UK seeing 'a big rise in poverty'
The UK will continue to see a big rise in the number of people living in poverty, a report by the Institute for Fiscal Studies (IFS) has warned.
The study said 2.2 million children and two million working age adults were living in absolute poverty in 2009-10.
It predicts that by 2012-13, this will rise by an extra 600,000 children and 800,000 adults of working age.
The government said its "wide-ranging reforms will have a dynamic impact on some of the poorest families".
In percentage terms, 17% of UK children were living in absolute poverty in 2009-10. By 2012-13, the IFS predicts this will rise to 21.8%.'Credit boost'
People below the poverty line have a household income at least 60% less than the national average.
The IFS said that in 2009-10 the poverty line was set at a weekly income of £347 after tax and national insurance for a couple with two children, or £165 per week for a single adult without children.
From 2013 the government is introducing a new single monthly benefit payment, called the Universal Credit.
The IFS says the Universal Credit should directly reduce the number of children in poverty by 450,000, and adults in poverty by 600,000, by 2020-21.
However, the IFS adds that the Universal Credit will ultimately fail to prevent poverty increasing, because it will be "more than offset" by other planned reforms, such as changing the measurement of inflation used for means-testing benefits.

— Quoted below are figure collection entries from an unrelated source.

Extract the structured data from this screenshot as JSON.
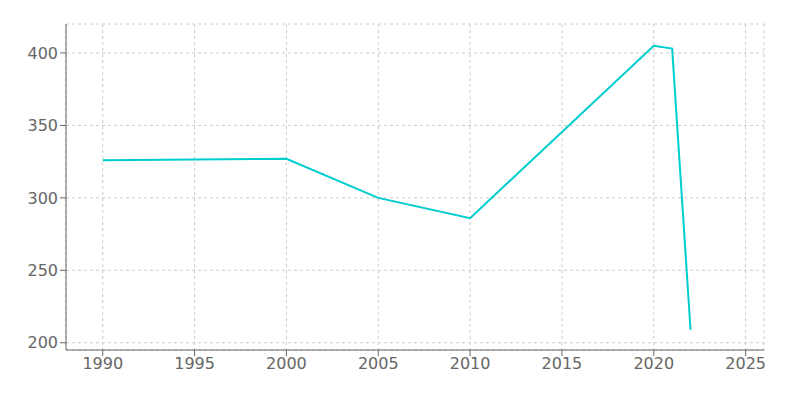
{
  "chart_data": {
    "type": "line",
    "x": [
      1990,
      2000,
      2005,
      2010,
      2020,
      2021,
      2022
    ],
    "values": [
      326,
      327,
      300,
      286,
      405,
      403,
      209
    ],
    "color": "#00CDCD",
    "xlim": [
      1988,
      2026
    ],
    "ylim": [
      195,
      420
    ],
    "xticks": [
      1990,
      1995,
      2000,
      2005,
      2010,
      2015,
      2020,
      2025
    ],
    "yticks": [
      200,
      250,
      300,
      350,
      400
    ],
    "grid": true
  }
}
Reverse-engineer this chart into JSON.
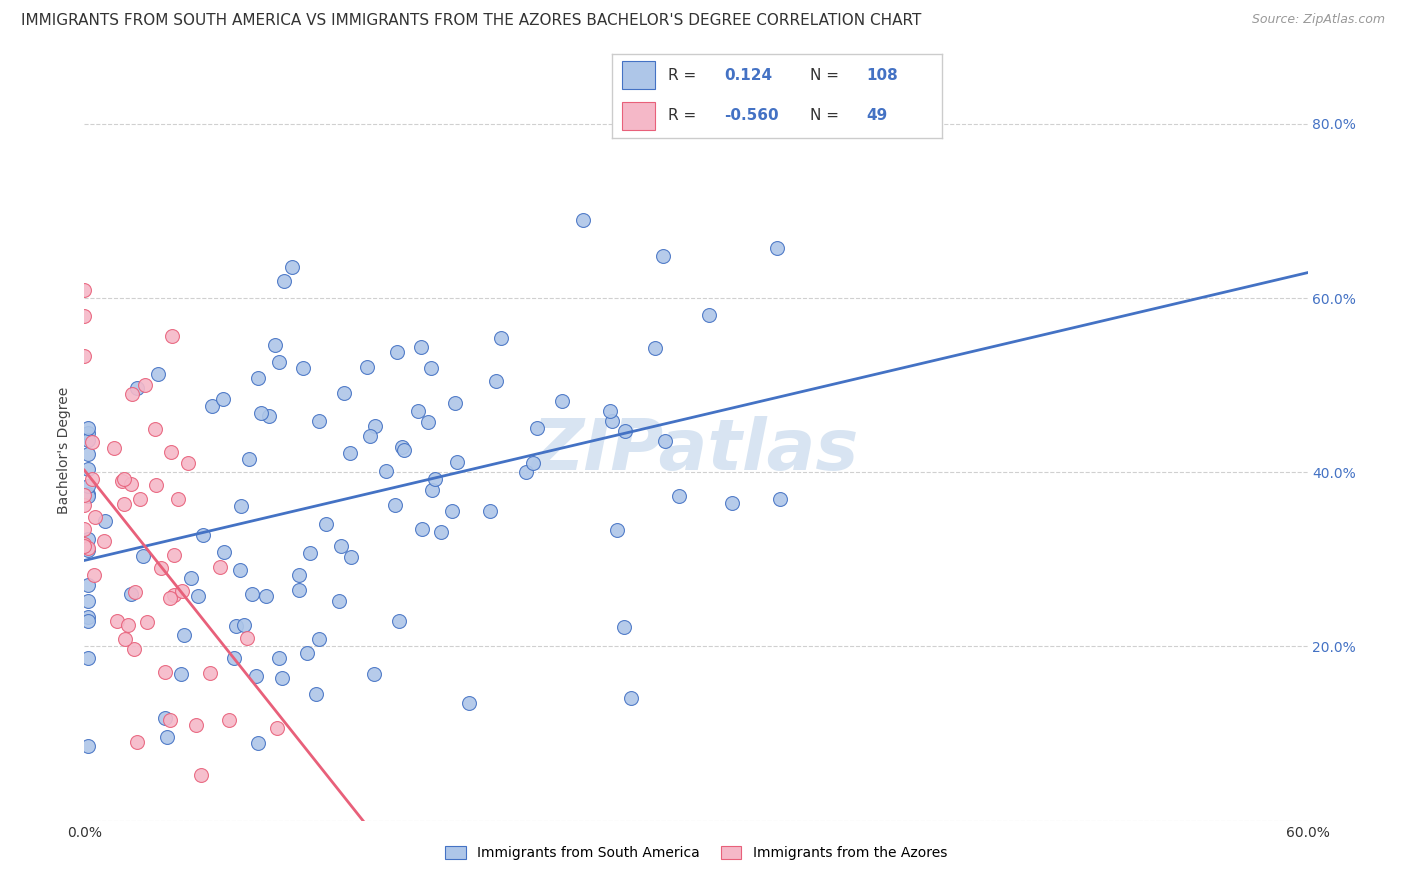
{
  "title": "IMMIGRANTS FROM SOUTH AMERICA VS IMMIGRANTS FROM THE AZORES BACHELOR'S DEGREE CORRELATION CHART",
  "source": "Source: ZipAtlas.com",
  "ylabel": "Bachelor's Degree",
  "xlim": [
    0.0,
    0.6
  ],
  "ylim": [
    0.0,
    0.85
  ],
  "xtick_positions": [
    0.0,
    0.1,
    0.2,
    0.3,
    0.4,
    0.5,
    0.6
  ],
  "xticklabels": [
    "0.0%",
    "",
    "",
    "",
    "",
    "",
    "60.0%"
  ],
  "ytick_positions": [
    0.0,
    0.2,
    0.4,
    0.6,
    0.8
  ],
  "yticklabels_right": [
    "",
    "20.0%",
    "40.0%",
    "60.0%",
    "80.0%"
  ],
  "blue_R": 0.124,
  "blue_N": 108,
  "pink_R": -0.56,
  "pink_N": 49,
  "blue_fill": "#aec6e8",
  "pink_fill": "#f5b8c8",
  "blue_edge": "#4472c4",
  "pink_edge": "#e8607a",
  "blue_line": "#4472c4",
  "pink_line": "#e8607a",
  "legend_label_blue": "Immigrants from South America",
  "legend_label_pink": "Immigrants from the Azores",
  "watermark": "ZIPatlas",
  "bg": "#ffffff",
  "grid_color": "#d0d0d0",
  "title_fontsize": 11,
  "source_fontsize": 9,
  "tick_fontsize": 10,
  "seed": 7
}
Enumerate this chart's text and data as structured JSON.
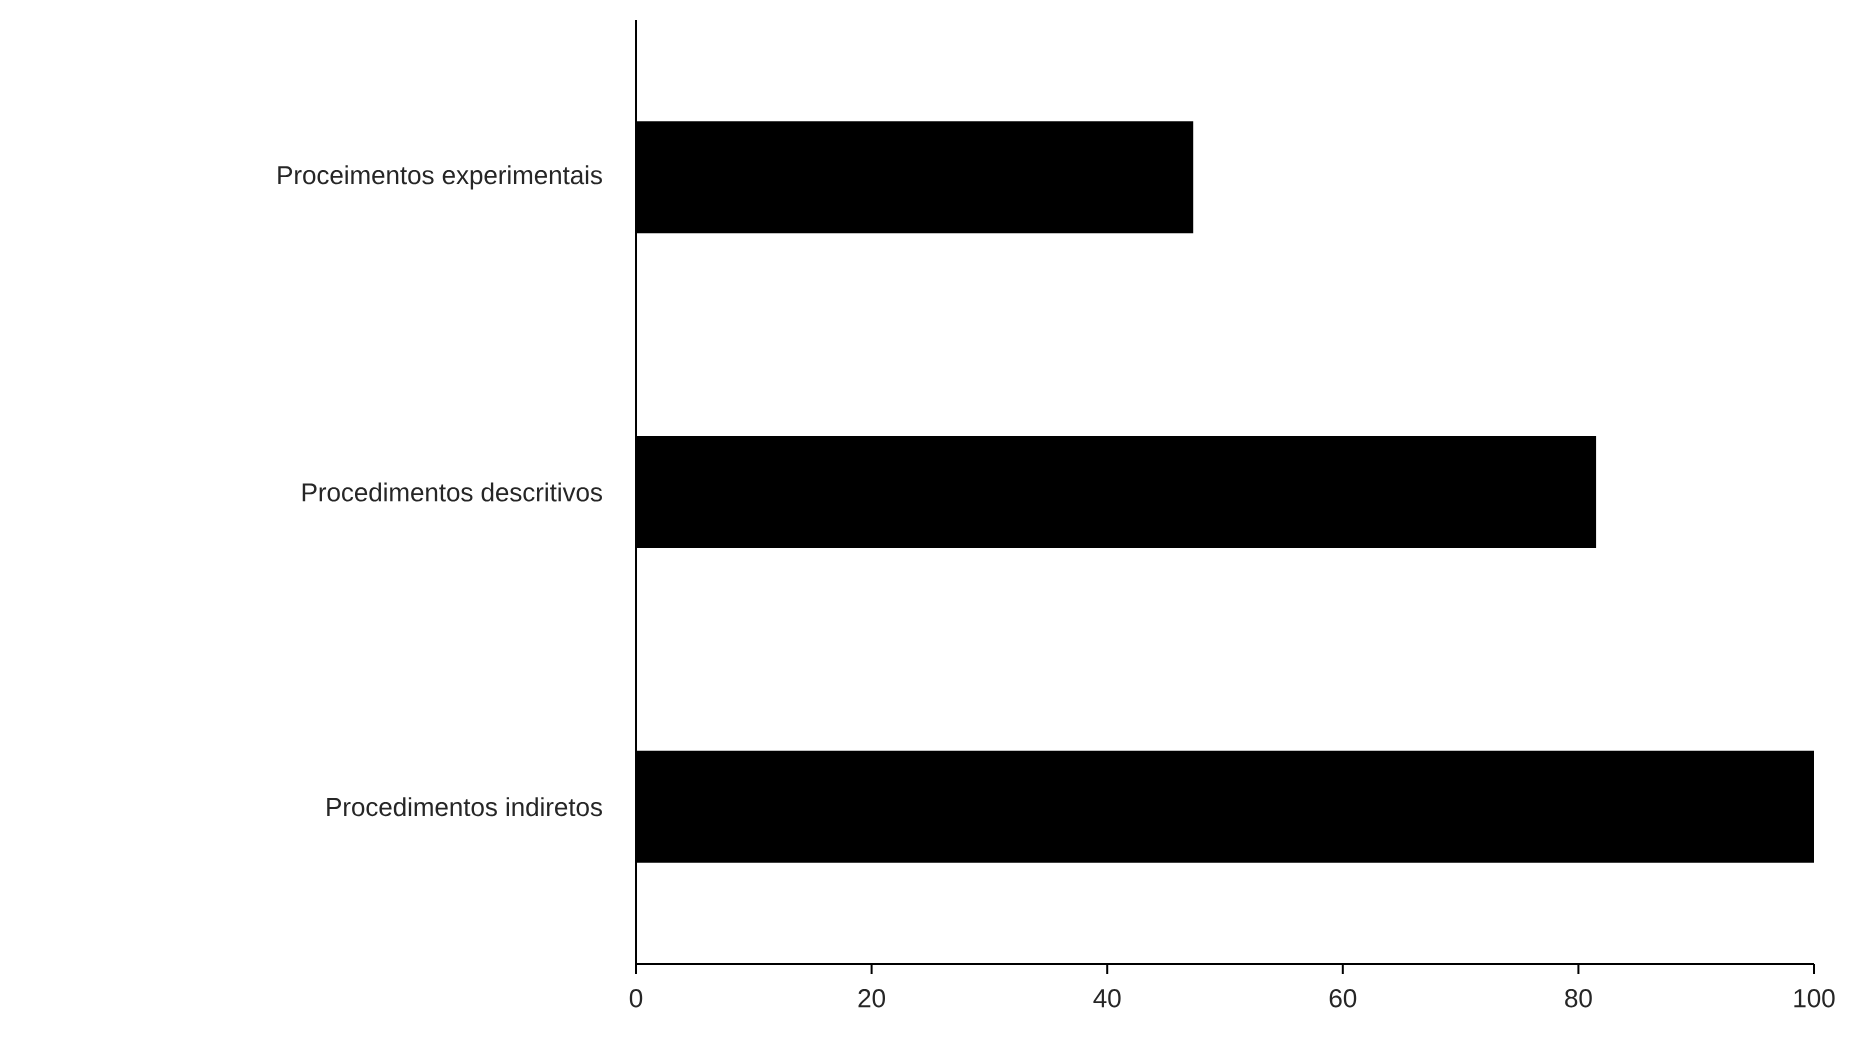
{
  "chart_data": {
    "type": "bar",
    "orientation": "horizontal",
    "categories": [
      "Proceimentos experimentais",
      "Procedimentos descritivos",
      "Procedimentos indiretos"
    ],
    "values": [
      47.3,
      81.5,
      100
    ],
    "color": "#000000",
    "xlim": [
      0,
      100
    ],
    "xticks": [
      0,
      20,
      40,
      60,
      80,
      100
    ]
  }
}
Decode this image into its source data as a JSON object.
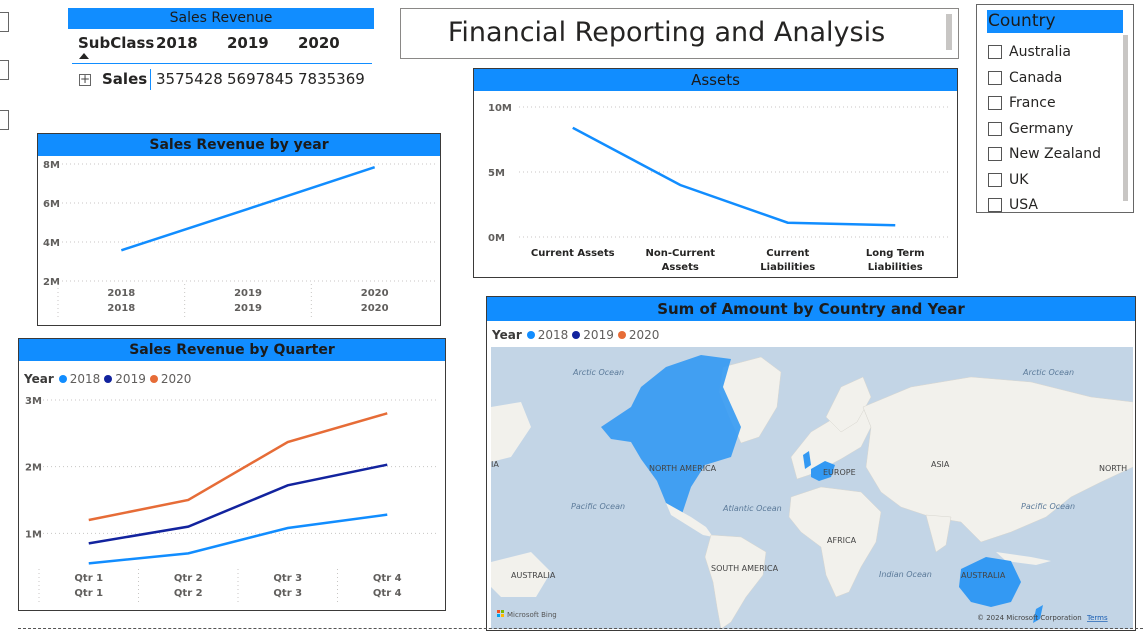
{
  "matrix": {
    "title": "Sales Revenue",
    "headers": [
      "SubClass",
      "2018",
      "2019",
      "2020"
    ],
    "row": {
      "label": "Sales",
      "values": [
        "3575428",
        "5697845",
        "7835369"
      ]
    }
  },
  "header": {
    "title": "Financial Reporting and Analysis"
  },
  "slicer": {
    "title": "Country",
    "items": [
      "Australia",
      "Canada",
      "France",
      "Germany",
      "New Zealand",
      "UK",
      "USA"
    ]
  },
  "colors": {
    "accent": "#118DFF",
    "s2018": "#118DFF",
    "s2019": "#12239E",
    "s2020": "#E66C37",
    "land": "#f2f1ec",
    "sea": "#c3d5e6",
    "highlight": "#3399f3"
  },
  "chart_data": [
    {
      "id": "yearly",
      "type": "line",
      "title": "Sales Revenue by year",
      "categories": [
        "2018",
        "2019",
        "2020"
      ],
      "sub_categories": [
        "2018",
        "2019",
        "2020"
      ],
      "values": [
        3575428,
        5697845,
        7835369
      ],
      "y_ticks": [
        "8M",
        "6M",
        "4M",
        "2M"
      ],
      "ylim": [
        2000000,
        8000000
      ]
    },
    {
      "id": "assets",
      "type": "line",
      "title": "Assets",
      "categories": [
        "Current Assets",
        "Non-Current Assets",
        "Current Liabilities",
        "Long Term Liabilities"
      ],
      "values": [
        8400000,
        4000000,
        1100000,
        900000
      ],
      "y_ticks": [
        "10M",
        "5M",
        "0M"
      ],
      "ylim": [
        0,
        10000000
      ]
    },
    {
      "id": "quarterly",
      "type": "line",
      "title": "Sales Revenue by Quarter",
      "legend_title": "Year",
      "categories": [
        "Qtr 1",
        "Qtr 2",
        "Qtr 3",
        "Qtr 4"
      ],
      "sub_categories": [
        "Qtr 1",
        "Qtr 2",
        "Qtr 3",
        "Qtr 4"
      ],
      "y_ticks": [
        "3M",
        "2M",
        "1M"
      ],
      "ylim": [
        0,
        3000000
      ],
      "series": [
        {
          "name": "2018",
          "values": [
            550000,
            700000,
            1080000,
            1280000
          ]
        },
        {
          "name": "2019",
          "values": [
            850000,
            1100000,
            1720000,
            2030000
          ]
        },
        {
          "name": "2020",
          "values": [
            1200000,
            1500000,
            2370000,
            2800000
          ]
        }
      ]
    },
    {
      "id": "map",
      "type": "map",
      "title": "Sum of Amount by Country and Year",
      "legend_title": "Year",
      "series": [
        {
          "name": "2018"
        },
        {
          "name": "2019"
        },
        {
          "name": "2020"
        }
      ],
      "labels": {
        "arctic_l": "Arctic Ocean",
        "arctic_r": "Arctic Ocean",
        "ia": "IA",
        "north_america": "NORTH AMERICA",
        "europe": "EUROPE",
        "asia": "ASIA",
        "north": "NORTH",
        "pacific_l": "Pacific Ocean",
        "atlantic": "Atlantic Ocean",
        "pacific_r": "Pacific Ocean",
        "africa": "AFRICA",
        "australia_l": "AUSTRALIA",
        "south_america": "SOUTH AMERICA",
        "indian": "Indian Ocean",
        "australia_r": "AUSTRALIA"
      },
      "bing": "Microsoft Bing",
      "copyright": "© 2024 Microsoft Corporation",
      "terms": "Terms"
    }
  ]
}
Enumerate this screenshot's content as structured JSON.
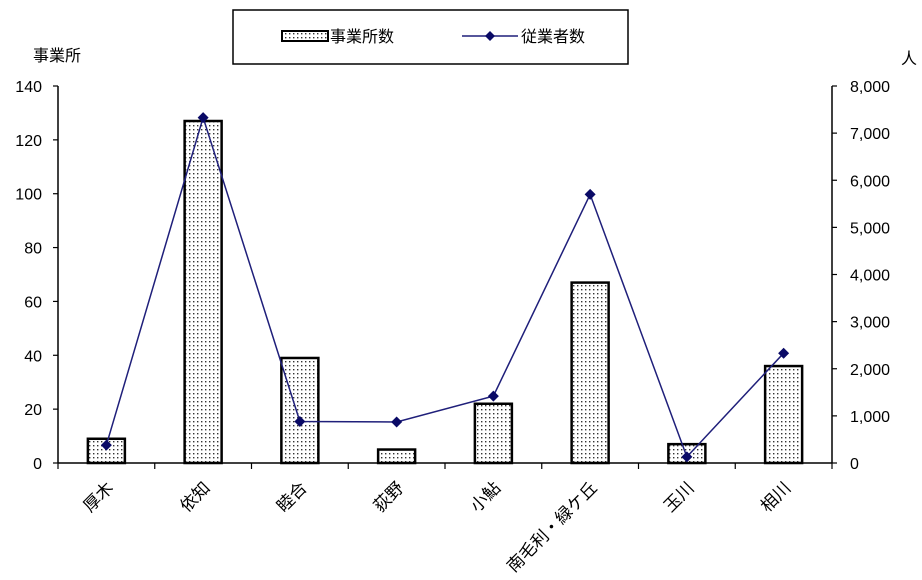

As a result, it predicts that absolute child poverty will continue to rise, and by 2020-21 will be at its highest level since 2001-02.
The IFS says the government will therefore miss its targets for reducing child poverty, as set down in the Child Poverty Act of 2010.
A government spokesperson said: "The IFS acknowledge that Universal Credit will substantially reduce child poverty.
"It will make work pay for the first time, tackling in-work poverty and lift over one million people, including 450,000 children, out of poverty."
The IFS report was funded by the Joseph Rowntree Foundation.